Working with patients who are in their final stages of life isn’t easy.
It can be difficult acknowledging to both patients and family members that someone is approaching the end and then trying to inform them of procedures.
But Dr. Mary Lou Kelley, a researcher in the Lakehead University social work program, hopes the new palliative care toolkit she has created can help improve the palliative care system.
The toolkit, which comes after five years of research, was nationally launched through a webinar from the university on Monday. It's supported by 40 operational resources, modules, in-services and innovations to improve training for all level of workers in long-term care facilities.
It also includes a recommended three-year process of change for facilities looking to develop a formal palliative care program.
“We really need to recognize the function long-term care homes play in providing palliative and end of life care and we need to support them in doing that as well as they can,” Kelley said.

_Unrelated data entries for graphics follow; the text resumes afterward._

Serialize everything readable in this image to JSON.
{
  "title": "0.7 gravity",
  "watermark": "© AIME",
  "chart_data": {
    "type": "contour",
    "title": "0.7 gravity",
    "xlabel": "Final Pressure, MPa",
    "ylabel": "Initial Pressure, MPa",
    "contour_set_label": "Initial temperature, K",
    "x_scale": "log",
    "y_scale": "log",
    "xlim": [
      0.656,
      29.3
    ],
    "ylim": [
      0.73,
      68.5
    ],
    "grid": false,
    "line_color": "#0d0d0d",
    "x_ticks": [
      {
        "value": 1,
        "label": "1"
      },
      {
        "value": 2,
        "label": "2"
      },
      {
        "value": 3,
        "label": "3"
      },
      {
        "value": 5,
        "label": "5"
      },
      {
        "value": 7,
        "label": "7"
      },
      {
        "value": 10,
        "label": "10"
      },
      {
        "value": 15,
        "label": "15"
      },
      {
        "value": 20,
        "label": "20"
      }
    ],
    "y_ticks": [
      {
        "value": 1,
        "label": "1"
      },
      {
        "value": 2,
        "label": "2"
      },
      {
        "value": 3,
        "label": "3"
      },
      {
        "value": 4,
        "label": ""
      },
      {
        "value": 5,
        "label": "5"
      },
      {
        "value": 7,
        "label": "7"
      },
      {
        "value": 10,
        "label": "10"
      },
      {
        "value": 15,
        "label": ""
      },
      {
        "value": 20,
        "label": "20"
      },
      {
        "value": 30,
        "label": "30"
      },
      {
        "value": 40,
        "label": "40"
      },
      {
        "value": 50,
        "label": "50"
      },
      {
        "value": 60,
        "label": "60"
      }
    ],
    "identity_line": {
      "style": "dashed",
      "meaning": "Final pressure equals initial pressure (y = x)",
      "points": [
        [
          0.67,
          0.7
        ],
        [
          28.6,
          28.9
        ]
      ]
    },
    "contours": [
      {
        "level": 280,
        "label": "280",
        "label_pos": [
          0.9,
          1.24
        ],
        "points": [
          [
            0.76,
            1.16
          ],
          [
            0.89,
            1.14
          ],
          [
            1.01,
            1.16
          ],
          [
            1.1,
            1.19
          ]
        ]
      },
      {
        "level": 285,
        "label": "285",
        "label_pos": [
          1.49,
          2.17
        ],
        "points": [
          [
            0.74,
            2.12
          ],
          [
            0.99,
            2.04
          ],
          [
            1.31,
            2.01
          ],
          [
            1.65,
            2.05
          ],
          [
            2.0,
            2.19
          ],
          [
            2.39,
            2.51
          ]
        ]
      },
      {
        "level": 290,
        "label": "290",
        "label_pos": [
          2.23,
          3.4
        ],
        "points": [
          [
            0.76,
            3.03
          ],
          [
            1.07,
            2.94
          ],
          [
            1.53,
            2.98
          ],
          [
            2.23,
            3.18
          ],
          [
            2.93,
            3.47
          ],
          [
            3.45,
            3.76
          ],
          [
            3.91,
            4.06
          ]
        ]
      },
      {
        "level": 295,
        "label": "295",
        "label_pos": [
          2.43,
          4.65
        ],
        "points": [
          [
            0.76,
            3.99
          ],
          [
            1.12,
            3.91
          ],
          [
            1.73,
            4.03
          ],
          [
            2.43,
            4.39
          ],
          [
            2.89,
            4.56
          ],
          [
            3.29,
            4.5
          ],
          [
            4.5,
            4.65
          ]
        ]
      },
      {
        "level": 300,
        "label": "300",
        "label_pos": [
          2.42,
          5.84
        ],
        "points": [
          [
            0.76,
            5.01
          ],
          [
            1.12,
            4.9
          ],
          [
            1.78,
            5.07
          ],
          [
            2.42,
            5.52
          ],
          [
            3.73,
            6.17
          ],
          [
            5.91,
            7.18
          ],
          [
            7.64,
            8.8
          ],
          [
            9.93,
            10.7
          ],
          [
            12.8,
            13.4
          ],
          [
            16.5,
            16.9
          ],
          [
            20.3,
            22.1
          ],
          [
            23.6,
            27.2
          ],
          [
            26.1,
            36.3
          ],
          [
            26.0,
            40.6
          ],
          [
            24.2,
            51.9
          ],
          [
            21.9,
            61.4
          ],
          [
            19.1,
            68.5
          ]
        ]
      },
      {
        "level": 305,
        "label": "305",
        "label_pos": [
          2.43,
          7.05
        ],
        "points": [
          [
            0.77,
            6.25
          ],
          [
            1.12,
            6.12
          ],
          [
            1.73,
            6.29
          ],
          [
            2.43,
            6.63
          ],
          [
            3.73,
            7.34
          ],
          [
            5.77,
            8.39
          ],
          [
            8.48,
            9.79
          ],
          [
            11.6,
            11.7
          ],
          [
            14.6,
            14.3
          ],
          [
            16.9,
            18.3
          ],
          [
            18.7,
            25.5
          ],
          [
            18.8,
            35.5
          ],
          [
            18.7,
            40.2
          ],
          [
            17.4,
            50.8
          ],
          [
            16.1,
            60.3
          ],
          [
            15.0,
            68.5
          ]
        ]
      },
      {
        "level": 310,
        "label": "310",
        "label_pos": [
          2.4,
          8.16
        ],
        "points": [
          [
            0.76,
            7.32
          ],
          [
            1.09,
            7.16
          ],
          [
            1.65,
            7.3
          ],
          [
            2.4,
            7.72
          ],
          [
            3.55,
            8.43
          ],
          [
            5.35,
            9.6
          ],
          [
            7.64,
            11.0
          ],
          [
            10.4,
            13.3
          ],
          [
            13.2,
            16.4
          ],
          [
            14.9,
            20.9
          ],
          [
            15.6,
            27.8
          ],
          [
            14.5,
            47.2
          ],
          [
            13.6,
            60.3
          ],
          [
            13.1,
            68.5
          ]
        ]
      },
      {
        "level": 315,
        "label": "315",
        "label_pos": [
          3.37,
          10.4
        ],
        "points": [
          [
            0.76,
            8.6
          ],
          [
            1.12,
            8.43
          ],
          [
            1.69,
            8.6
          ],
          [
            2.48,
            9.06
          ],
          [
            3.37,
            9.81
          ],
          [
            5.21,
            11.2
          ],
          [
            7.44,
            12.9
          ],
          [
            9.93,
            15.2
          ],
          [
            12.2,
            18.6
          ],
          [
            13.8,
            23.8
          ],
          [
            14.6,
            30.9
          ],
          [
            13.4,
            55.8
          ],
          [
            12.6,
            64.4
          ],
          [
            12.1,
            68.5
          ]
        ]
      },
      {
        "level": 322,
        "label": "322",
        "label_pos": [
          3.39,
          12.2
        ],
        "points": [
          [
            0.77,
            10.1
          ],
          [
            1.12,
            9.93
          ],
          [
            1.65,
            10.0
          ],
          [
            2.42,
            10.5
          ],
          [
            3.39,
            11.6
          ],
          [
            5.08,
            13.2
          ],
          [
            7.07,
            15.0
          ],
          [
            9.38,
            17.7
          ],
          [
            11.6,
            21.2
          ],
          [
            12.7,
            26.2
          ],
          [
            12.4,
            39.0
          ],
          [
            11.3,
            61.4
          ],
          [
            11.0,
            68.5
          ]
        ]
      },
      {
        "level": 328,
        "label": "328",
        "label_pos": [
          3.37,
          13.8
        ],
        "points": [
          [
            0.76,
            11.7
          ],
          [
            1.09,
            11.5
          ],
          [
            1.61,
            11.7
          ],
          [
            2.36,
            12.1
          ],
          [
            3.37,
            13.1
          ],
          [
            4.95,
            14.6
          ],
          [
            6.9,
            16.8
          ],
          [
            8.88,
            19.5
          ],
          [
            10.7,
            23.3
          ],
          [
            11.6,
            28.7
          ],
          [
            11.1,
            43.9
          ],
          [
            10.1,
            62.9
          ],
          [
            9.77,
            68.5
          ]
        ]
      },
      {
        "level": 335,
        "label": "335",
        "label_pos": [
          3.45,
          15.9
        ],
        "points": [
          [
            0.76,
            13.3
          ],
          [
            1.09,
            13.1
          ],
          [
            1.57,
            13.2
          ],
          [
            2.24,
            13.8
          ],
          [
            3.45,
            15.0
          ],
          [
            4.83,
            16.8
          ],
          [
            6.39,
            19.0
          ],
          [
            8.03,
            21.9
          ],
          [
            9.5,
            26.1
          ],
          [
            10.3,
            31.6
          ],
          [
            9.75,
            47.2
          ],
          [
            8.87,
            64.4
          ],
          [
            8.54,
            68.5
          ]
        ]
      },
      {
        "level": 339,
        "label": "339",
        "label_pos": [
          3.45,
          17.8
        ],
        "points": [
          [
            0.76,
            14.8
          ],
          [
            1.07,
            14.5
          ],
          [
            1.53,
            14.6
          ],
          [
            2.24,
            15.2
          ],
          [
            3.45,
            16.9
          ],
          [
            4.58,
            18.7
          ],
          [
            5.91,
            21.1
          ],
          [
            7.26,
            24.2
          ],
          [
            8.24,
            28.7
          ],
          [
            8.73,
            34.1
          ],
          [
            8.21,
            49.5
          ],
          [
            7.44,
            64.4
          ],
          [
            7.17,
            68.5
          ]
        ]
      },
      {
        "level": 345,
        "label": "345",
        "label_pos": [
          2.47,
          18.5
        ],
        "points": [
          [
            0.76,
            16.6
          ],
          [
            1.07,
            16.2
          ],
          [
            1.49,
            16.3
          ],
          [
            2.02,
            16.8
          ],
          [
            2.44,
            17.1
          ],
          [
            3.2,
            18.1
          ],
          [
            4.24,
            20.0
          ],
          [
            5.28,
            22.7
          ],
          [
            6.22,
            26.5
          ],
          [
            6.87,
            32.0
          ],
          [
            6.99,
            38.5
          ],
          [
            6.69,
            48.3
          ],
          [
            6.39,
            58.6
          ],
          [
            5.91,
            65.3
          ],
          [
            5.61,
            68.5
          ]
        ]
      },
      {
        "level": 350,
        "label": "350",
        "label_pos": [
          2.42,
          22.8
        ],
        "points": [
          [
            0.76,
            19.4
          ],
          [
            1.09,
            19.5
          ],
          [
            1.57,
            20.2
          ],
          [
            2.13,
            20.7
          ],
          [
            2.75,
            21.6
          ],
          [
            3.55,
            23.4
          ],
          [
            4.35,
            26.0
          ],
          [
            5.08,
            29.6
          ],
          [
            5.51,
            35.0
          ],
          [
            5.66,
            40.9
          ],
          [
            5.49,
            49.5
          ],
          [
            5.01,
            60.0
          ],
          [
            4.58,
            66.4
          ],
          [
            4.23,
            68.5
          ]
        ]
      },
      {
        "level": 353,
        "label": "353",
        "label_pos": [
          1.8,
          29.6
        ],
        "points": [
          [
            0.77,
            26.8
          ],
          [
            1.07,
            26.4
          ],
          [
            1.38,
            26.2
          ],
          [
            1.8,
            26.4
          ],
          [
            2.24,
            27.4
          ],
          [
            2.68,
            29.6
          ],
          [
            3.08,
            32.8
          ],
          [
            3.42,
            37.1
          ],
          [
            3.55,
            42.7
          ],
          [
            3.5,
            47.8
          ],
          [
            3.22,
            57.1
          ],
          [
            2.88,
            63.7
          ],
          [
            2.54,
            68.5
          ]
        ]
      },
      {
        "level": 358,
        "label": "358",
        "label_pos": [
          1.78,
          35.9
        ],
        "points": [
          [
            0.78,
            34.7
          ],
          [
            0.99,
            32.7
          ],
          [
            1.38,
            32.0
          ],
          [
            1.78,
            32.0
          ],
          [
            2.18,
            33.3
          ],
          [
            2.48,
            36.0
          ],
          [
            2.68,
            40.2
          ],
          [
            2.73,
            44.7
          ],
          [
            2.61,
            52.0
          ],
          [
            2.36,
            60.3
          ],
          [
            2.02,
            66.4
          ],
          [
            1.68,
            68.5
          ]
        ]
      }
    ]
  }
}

“It’s not well understood that 20 per cent of residents die every year. That means one in five residents in long-term care homes die because of the age and frailty of the population. When a resident is admitted to long-term care their life expectancy is only about a year-and-a-half and probably will be the place they live until the end of their life.”
Marg Poling, palliative pain and symptom management consultant with the Community Care Access Centre, said resident turnover takes a toll on staff.
She said the toolkit creates guidelines for consistent communication that allows workers to talk to residents and family.
“They really need the support,” Poling said.
“Dealing with someone on a constant basis who is going to die or approaching the end of their life is emotionally draining. They need the empowerment, the knowledge and the education to build that team capacity within long-term care.”